La dignité humaine
Cet article a été publié dans la revue "Théophilyon" des facultés de théologie et de philosophie de l’Université catholique de Lyon, 2008, tome XIII- vol 2 page 373 à 381
Source : Théophilyon.
Samedi 11 mars 2000, dans une rue de Vénissieux, deux voitures de police, girophare en fonction sont garées devant un abri-bus. Un homme est étendu. Je reconnais Daniel L. Il y a là 7 ou 8 policiers dont des femmes ; tous le regardent de haut, bras croisés, lui est allongé par terre. Ils ont dû lui demander ses papiers, car il a ouvert son portefeuille et, appuyé sur un coude, les a étalés sur le trottoir. Il grommelle, hagard. Il ne semble pas bien du tout. Je m'approche. Les policiers étonnés, soupçonneux, me demandent si je le connais, si je vais m'en occuper. Ils prennent son identité. Je le soulève et le ramène chez lui, dans un foyer Sonacotra où il a peur de se rendre : les occupants le rackettent. Il présente une énorme brûlure à la main gauche.

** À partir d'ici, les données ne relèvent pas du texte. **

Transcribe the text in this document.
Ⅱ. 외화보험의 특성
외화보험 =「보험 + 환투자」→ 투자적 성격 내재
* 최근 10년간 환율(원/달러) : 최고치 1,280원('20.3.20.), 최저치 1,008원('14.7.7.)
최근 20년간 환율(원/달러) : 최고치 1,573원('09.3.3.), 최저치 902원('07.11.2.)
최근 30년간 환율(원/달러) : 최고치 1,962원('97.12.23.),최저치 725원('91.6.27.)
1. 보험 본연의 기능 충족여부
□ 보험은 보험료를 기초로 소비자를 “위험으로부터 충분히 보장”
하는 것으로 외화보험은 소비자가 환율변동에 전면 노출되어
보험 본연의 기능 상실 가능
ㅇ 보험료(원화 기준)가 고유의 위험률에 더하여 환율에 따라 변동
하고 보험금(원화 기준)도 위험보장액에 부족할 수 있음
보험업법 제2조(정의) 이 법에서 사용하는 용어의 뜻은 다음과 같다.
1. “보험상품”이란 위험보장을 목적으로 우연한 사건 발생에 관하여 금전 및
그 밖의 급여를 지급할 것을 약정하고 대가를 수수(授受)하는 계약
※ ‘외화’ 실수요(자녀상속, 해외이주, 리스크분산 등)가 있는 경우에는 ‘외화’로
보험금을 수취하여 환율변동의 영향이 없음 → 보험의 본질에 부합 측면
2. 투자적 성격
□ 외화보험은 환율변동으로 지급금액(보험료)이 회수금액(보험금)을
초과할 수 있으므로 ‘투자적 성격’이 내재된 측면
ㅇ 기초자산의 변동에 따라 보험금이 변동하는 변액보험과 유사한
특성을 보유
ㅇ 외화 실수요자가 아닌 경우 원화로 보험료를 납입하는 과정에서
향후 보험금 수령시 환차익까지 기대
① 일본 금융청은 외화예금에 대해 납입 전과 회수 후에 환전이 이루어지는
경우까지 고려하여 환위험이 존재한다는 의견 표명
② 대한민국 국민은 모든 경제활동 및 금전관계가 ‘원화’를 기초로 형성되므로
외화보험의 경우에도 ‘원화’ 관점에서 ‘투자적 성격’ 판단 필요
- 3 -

Quand il s'agit de parler de dignité je repense à cet évènement. Un homme par terre, perdu, et d'autres, gardiens de la paix, debout, fiers... Personne qui ne l'ait relevé. Est-ce par habitude de considérer certains hommes comme des êtres inférieurs, incapables de se dresser, de tenir leur rang. Il avait dû boire un peu de trop mais était-ce une raison pour le laisser à terre ? Où était la dignité ? Qui en était porteur ?
La question de la dignité renvoie immédiatement à la question du mérite, donc de la séparation entre les méritants et les autres. La dignité se mériterait-elle ? Certains seraient-ils plus dignes que d'autres ? Si oui, s'agirait-il vraiment d'une même humanité entre les dignes et ceux qui seraient, osons le mot, indignes ? Ces questions, nous les poserons à partir du lieu où nous nous tenons, c'est à dire la communauté du Sappel qui rencontre des familles du Quart-monde. C'est d'elles dont nous rendrons compte dans un premier temps. Ensuite nous verrons que pour elles, et donc pour tous les humains, la dignité n'est pas une capacité mais un absolu lié à la vie. Dans un troisième temps nous nous interrogerons sur la manière dont cet absolu de dignité peu être manifesté.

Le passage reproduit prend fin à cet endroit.